Another benefit to healthcare systems is that KeyCare has urgent care providers who are licensed in all 50 states. This is a major market advantage to healthcare systems or other provider groups who are interested in winning contracts from a wider swath of potential customers such as employers who have employees and beneficiaries that live beyond a local or regional geography.  

A third benefit, Lyle suggests, is that it will be far more cost-effective for a healthcare system to outsource virtual, team-based extension of PCP’s teams rather than build and maintain these services in house. KeyCare is essentially a virtual care focused factory.  As such it’s likely to be far more efficient than virtual care teams functioning within healthcare systems, and it will be constantly investing in people, process and technology to upgrade and optimize its effectiveness and efficiency.  

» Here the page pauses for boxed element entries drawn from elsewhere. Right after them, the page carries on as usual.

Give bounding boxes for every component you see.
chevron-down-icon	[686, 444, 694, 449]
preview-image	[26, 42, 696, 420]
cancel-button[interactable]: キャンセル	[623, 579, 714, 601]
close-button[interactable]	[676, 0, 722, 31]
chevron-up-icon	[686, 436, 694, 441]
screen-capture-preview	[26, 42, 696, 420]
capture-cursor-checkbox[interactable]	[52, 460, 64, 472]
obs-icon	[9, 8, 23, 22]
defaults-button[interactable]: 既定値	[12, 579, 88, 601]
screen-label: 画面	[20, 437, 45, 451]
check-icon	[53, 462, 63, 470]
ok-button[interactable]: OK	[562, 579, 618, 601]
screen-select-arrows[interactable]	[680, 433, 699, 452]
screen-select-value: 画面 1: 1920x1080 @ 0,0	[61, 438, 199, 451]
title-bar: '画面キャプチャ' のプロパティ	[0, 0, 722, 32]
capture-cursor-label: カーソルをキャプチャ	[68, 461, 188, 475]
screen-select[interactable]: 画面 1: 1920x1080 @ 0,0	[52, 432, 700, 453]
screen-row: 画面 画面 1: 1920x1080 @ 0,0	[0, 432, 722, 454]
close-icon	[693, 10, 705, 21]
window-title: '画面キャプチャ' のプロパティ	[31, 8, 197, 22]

KeyCare is a two-sided platform – a “population health enablement company”. On one side, there are the customers that would utilize KeyCare’s services – healthcare systems, provider groups, payers and employers. On the other side are the virtual providers and virtual provider groups who are offering their services. KeyCare is the technologic and business platform or marketplace that brings them together.  

The promise is there. But, as Dr. Berkowitz points out, there are 3 challenges to overcome in provider acceptance and adoption. He refers to these as the “3 C’s”.  The first “C” is presenting providers with a clinically-connected care team that they feel comfortable with – sharing their patients and their data. The second “C” is compensation – assuring providers that this will enhance their compensation rather than diminish it. The third “C” is culture – the change management as well as workflow configuration required to integrate this type of care. 

But, the promise is there, and it’s an important one. From a patient perspective, KeyCare can increase convenient access to care through its myriad use cases, including offering virtual specialty services such as behavioral health. From a provider perspective, it can reduce provider burnout by removing the more routine functions and services – enabling providers to grow their panels and focus on more complex care needs. From a healthcare system perspective, it can increase efficiencies of care, create patient growth, improve performance in value-based contracts, and allow systems to focus their resources and capabilities into higher margin more differentiating services. 

It seems to be a win-win-win. I applaud Dr. Berkowitz for his patient-centered mission and his ingenuity in creating this novel population health enablement platform. I’ll leave you with my favorite quote of this entire interview:

Our goal, our purpose in life, as an organization, is to make sure everybody gets the healthcare they deserve and they get that access. The more we can do online, the more that relieves the pressure for providers in the office as well, so both sides can win.”